Angel Deradoorian, dite simplement Deradoorian, est une ancienne membre pilier du groupe Dirty Projectors. Maintenant en projet solo (et relocalisée à L.A.), elle cultive un rock indé surprenant, raffiné. Et en ce samedi soir tout spécial, elle et son groupe reprenne… Master of Reality de Black Sabbath !  Relecture assez by-the-book, comme disent les Anglais, mais quand même : on savait Deradoorian capable d’une grande adaptabilité vocale, mais bien malin celui qui aurait imaginé qu’elle ferait une bonne Ozzy. (Et oui, elle fait une très bonne Ozzy).
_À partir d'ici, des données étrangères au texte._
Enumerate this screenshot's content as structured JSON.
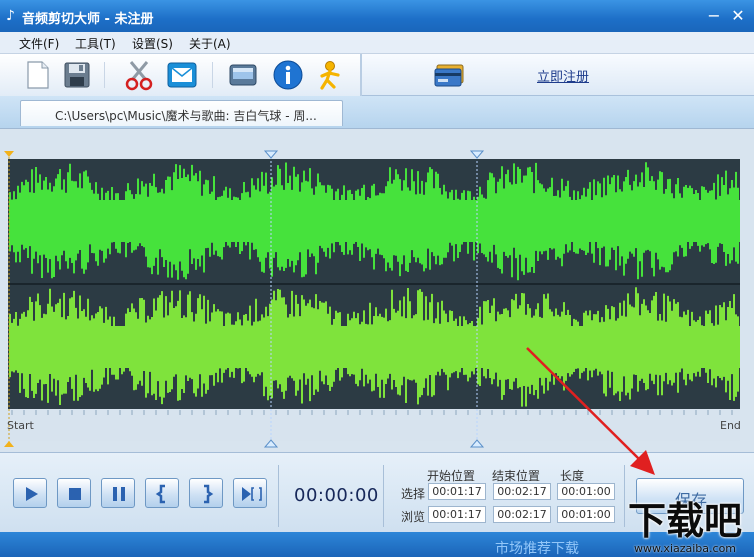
{
  "window": {
    "title": "音频剪切大师 - 未注册",
    "app_icon_glyph": "♪",
    "minimize_glyph": "−",
    "close_glyph": "✕"
  },
  "menu": {
    "items": [
      {
        "label": "文件(F)"
      },
      {
        "label": "工具(T)"
      },
      {
        "label": "设置(S)"
      },
      {
        "label": "关于(A)"
      }
    ]
  },
  "toolbar": {
    "icons": [
      "new-file-icon",
      "save-disk-icon",
      "scissors-icon",
      "mail-icon",
      "monitor-icon",
      "info-icon",
      "runner-icon"
    ],
    "register_label": "立即注册",
    "card_icon": "card-icon"
  },
  "file_tab": {
    "label": "C:\\Users\\pc\\Music\\魔术与歌曲: 吉白气球 - 周..."
  },
  "waveform": {
    "start_label": "Start",
    "end_label": "End",
    "wave_color_top": "#46e23c",
    "wave_color_bottom": "#7fe33c",
    "background_color": "#2c3b44",
    "markers": [
      "start-marker",
      "selection-start-marker",
      "selection-end-marker"
    ]
  },
  "playback": {
    "time": "00:00:00",
    "buttons": [
      "play-icon",
      "stop-icon",
      "pause-icon",
      "mark-start-icon",
      "mark-end-icon",
      "play-selection-icon"
    ]
  },
  "positions": {
    "headers": {
      "start": "开始位置",
      "end": "结束位置",
      "length": "长度"
    },
    "rows": [
      {
        "label": "选择",
        "start": "00:01:17",
        "end": "00:02:17",
        "length": "00:01:00"
      },
      {
        "label": "浏览",
        "start": "00:01:17",
        "end": "00:02:17",
        "length": "00:01:00"
      }
    ]
  },
  "save_button": {
    "label": "保存"
  },
  "watermark": {
    "title": "下载吧",
    "url": "www.xiazaiba.com"
  },
  "status": {
    "tail_text": "市场推荐下载"
  },
  "annotation": {
    "arrow_color": "#e02020"
  }
}
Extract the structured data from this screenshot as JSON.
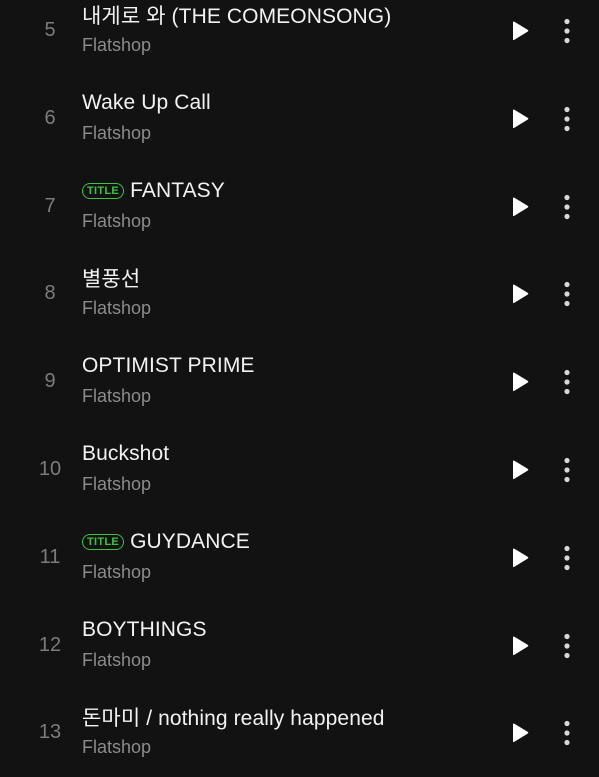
{
  "tracks": [
    {
      "number": "5",
      "title": "내게로 와 (THE COMEONSONG)",
      "artist": "Flatshop",
      "badge": ""
    },
    {
      "number": "6",
      "title": "Wake Up Call",
      "artist": "Flatshop",
      "badge": ""
    },
    {
      "number": "7",
      "title": "FANTASY",
      "artist": "Flatshop",
      "badge": "TITLE"
    },
    {
      "number": "8",
      "title": "별풍선",
      "artist": "Flatshop",
      "badge": ""
    },
    {
      "number": "9",
      "title": "OPTIMIST PRIME",
      "artist": "Flatshop",
      "badge": ""
    },
    {
      "number": "10",
      "title": "Buckshot",
      "artist": "Flatshop",
      "badge": ""
    },
    {
      "number": "11",
      "title": "GUYDANCE",
      "artist": "Flatshop",
      "badge": "TITLE"
    },
    {
      "number": "12",
      "title": "BOYTHINGS",
      "artist": "Flatshop",
      "badge": ""
    },
    {
      "number": "13",
      "title": "돈마미 / nothing really happened",
      "artist": "Flatshop",
      "badge": ""
    }
  ],
  "icons": {
    "play": "play-icon",
    "more": "more-vertical-icon"
  },
  "colors": {
    "background": "#121212",
    "title_text": "#f2f2f2",
    "artist_text": "#8b8b8b",
    "number_text": "#7c7c7c",
    "badge_accent": "#3fc142"
  }
}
Beaucoup de plaisir heavy métal, suivi d’un tout autre ton alors que Ava Luna réinterprète la théâtrale Histoire de Mélodie Nelson, de Serge Gainsbourg. On comprend rapidement que la chanteuse ne maîtrise pas tout à fait le français, mais l’esprit y est, et les arrangements sont assez ingénieux merci. Le groupe a d’ailleurs fait appel à un quatuor à cordes, mené par un chef enthousiaste, alors que l’une des membres du groupe interprète Mélodie de manière tout à fait tordue. Délicieux. Ce vieux Gainsbourg aurait probablement bien aimé.

Finalement, Frankie Cosmos, groupe mené de front par la timide Greta Kline (fille des acteurs Phoebe Cates et Kevin Kline) reprend en formule trio « les chansons les plus faciles à jouer » de l’excellent album indie rock féministe Exile in Guyville, de Liz Phair. Un peu tiède après la flamboyante relecture de Gainsbourg qui précédait, mais bon. Le coeur y était.

On retrouve VRAIMENT de tout au Northside Festival.

Et ça se poursuivait pour une dernière journée dimanche, avec Brian Wilson (qui reprenait l’album Pet Sounds des Beach Boys en intégral) ainsi qu’une multitude d’autres prestations dans divers lieux.

Belle découverte new-yorkaise que ce festival à la SXSW, qui permet non seulement de scruter ce que Brooklyn a de mieux à offrir en terme d’artistes, mais aussi la richesse de son réseau de bars, salles et clubs musicaux.